Description of Spoon-Billed Sandpiper
Spoon-Billed Sandpiper was first described by Linnaeus in his Systema Naturae in the year 1758. It was later moved to Eurynorhynchus by Sven Nilsson in 1821. It is now classified under the calidrid sandpipers.
Features of Spoon-Billed Sandpiper
The most distinctive feature of Spoon-Billed Sandpiper is its spatulate bill. The breeding adult bird is 14 to 16 centimeters in length, and has a red-brown head, neck and breast with dark brown streaks. It has blackish upperparts with buff and pale rufous fringing. Non-breeding adults lack the reddish colouration, but have pale brownish-grey upperparts with whitish fringing to the wing-coverts. The underparts are white and the legs are black.
Measurement of Spoon-Billed Sandpiper
The measurement of Spoon-Billed Sandpiper are wing 98-106 mm, bill 19-24 mm, bill tip breadth 10-12 mm, tarsus 19-22 mm and tail 37-39 mm.
Breeding of Spoon-Billed Sandpiper
The breeding habitat of Spoon-Billed Sandpiper is sea coasts and adjacent hinterland on the Chukchi Peninsula and southwards along the isthmus of the Kamchatka peninsula
Migration of Spoon-Billed Sandpiper
Spoon-Billed Sandpiper migrates down the Pacific coast through Japan, North Korea, South Korea and China, to its main wintering grounds in South and South-East Asia, where it has been recorded from India, Bangladesh, Sri Lanka, Burma, Thailand, Vietnam, the Philippines, Peninsular Malaysia and Singapore.

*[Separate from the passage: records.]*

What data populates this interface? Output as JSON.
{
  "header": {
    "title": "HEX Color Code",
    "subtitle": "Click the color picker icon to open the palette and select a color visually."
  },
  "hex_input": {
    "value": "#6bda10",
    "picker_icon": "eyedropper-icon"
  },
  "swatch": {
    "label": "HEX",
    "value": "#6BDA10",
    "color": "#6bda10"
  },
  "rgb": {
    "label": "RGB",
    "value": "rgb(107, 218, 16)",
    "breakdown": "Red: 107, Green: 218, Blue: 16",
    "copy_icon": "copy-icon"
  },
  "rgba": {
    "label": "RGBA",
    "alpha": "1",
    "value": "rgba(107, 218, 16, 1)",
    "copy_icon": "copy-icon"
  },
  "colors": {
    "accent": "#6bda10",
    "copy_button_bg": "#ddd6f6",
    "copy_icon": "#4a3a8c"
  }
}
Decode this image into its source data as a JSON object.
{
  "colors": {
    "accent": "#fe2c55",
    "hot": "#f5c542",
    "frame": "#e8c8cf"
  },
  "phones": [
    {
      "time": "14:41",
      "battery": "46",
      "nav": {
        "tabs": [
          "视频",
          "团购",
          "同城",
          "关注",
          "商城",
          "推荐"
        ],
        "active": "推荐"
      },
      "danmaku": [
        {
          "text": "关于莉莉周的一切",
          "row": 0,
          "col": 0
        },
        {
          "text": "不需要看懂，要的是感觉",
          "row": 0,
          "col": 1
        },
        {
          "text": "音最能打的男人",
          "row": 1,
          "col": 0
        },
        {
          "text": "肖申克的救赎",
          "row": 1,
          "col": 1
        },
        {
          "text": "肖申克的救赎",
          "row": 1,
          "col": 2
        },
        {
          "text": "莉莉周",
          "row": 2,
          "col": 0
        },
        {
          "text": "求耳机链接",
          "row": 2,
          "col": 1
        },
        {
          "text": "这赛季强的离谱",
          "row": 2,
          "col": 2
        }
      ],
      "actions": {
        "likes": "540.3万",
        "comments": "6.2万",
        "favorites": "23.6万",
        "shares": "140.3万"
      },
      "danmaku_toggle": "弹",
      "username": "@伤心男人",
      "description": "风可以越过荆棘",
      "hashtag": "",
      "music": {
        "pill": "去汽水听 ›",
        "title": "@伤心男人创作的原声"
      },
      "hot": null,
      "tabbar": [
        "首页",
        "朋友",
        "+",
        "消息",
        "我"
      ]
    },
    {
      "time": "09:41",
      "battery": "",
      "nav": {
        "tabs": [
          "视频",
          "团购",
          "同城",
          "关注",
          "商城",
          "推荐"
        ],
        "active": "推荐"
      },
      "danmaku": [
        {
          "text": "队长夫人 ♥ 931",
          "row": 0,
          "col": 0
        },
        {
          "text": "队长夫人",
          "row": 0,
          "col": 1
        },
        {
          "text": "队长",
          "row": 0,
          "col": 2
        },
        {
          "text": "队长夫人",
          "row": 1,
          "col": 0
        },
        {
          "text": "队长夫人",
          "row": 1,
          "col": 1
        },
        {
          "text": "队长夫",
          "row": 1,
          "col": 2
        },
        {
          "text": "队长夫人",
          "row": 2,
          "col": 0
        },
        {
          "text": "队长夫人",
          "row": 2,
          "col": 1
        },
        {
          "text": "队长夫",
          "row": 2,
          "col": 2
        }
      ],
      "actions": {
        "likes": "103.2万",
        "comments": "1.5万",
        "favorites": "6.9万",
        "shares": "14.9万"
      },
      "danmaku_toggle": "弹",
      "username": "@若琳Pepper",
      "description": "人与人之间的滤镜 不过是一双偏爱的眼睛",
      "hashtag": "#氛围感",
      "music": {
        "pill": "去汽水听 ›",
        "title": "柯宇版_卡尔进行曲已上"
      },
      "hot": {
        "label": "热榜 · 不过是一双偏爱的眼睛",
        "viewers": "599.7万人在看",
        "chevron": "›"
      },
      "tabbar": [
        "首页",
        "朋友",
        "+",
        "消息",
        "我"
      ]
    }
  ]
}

Spoon-Billed Sandpiper as Endangered Species
Spoon-Billed Sandpiper is critically endangered, with a current population of fewer than 2500 - probably fewer than 1000 - mature individuals. The main threats to its survival are habitat loss on its breeding grounds and loss of tidal flats through its migratory and wintering range. The important staging area at Saemangeum, South Korea, has already been partially reclaimed, and the remaining wetlands are under serious threat of reclamation in the near future. The protected areas of Spoon-Billed Sandpiper in its staging and wintering areas include Yancheng in China, Mai Po Marshes in Hong Kong and Point Calimere (Point Calimere Sanctuary, Tamil Nadu) and Chilka Lake in Odisha.